I’m now using titan X and CUDA 5.5 for cuda programming.
However, I’ve faced a problem which is low performance.

when I run sample ‘nbody’ via CUDA Sample Browser ‘run’ botton, it seems to be good performance.
But, when I executed nbody code via visual 2010 manually, the performance was really bad.

I think that Sample Browser’s Performance is not for my GPU…

More information the performance is below.

  1. via CUDA Sample Brower
    228 fps, 133 BIPS, 2800 GFLOP/s

  2. via visual 2010 manually
    1.9 fps, 1.2 BIPS, 23.5 GFLOP/s

Also, CUDA7.0 has only manual running, so I met the same problem with CUDA5.5.
really low performance…

Does anybody have an idea?!!
How can I fix it to get high performance?

Make sure you are compiling for a release build, not a debug build. In particular, the nvcc command line should not include the switch -G.

I have not run the nbody sample app in a very long time, but as I recall the app has a command line switch that you need to specify to turn on benchmarking mode (which is disabled by default), otherwise performance suffers noticeably due to CUDA /OpenGL interop overhead.

Oh, yes, I was just compiling for a release build.

So, the point that you mentioned is I have to turn on benchmarking mode for ‘Titan X’.
That means, Do I have to change code parts of nbody example?

The app has a number of settings. number of particles, single/double precision, benchmark mode, etc.

Unless you have all these matched, you should not expect the same performance.

All of these settings are command-line switches, they don’t require code changes.

you can get a list of all the command line options by adding the --help command line switch


Thank you for your reply!

You mean I have to match setting values for titan x.
Is there any reference for setting by NVIDIA?

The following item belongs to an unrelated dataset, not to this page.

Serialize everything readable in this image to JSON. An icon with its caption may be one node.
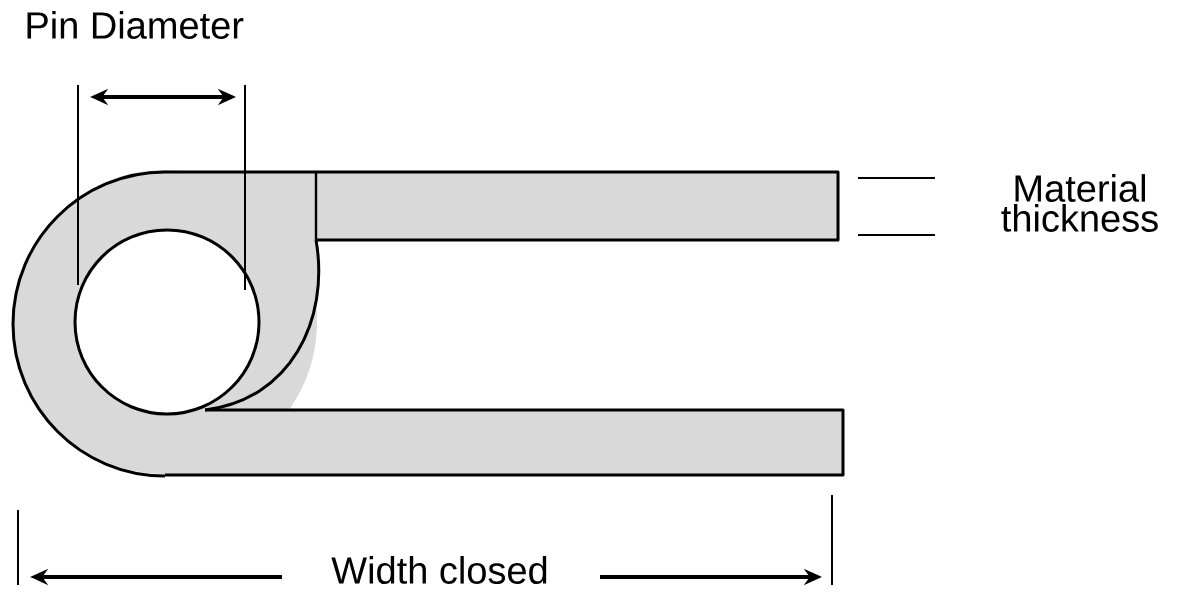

No, I mean that if the CUDA sample browser gives you this:

  1. via CUDA Sample Brower
    228 fps, 133 BIPS, 2800 GFLOP/s

then you’ll need to figure out what settings gave you that, and then you can feed those settings to the program when you run it “manually”


Oh, I got it what you mean!
I will try it right now and really thank you!

Hi joy4162 - just to get an idea about your Titan X vs. my original Titans, can you run the full-speed nbody sample with -numbodies=32768, e.g.

…\win64\Release>nbody.exe -numbodies=32768

Running this with the OpenGL GUI under CUDA 6.5, my Gk110 Titans report between 1600 - 1800 GFLOPS.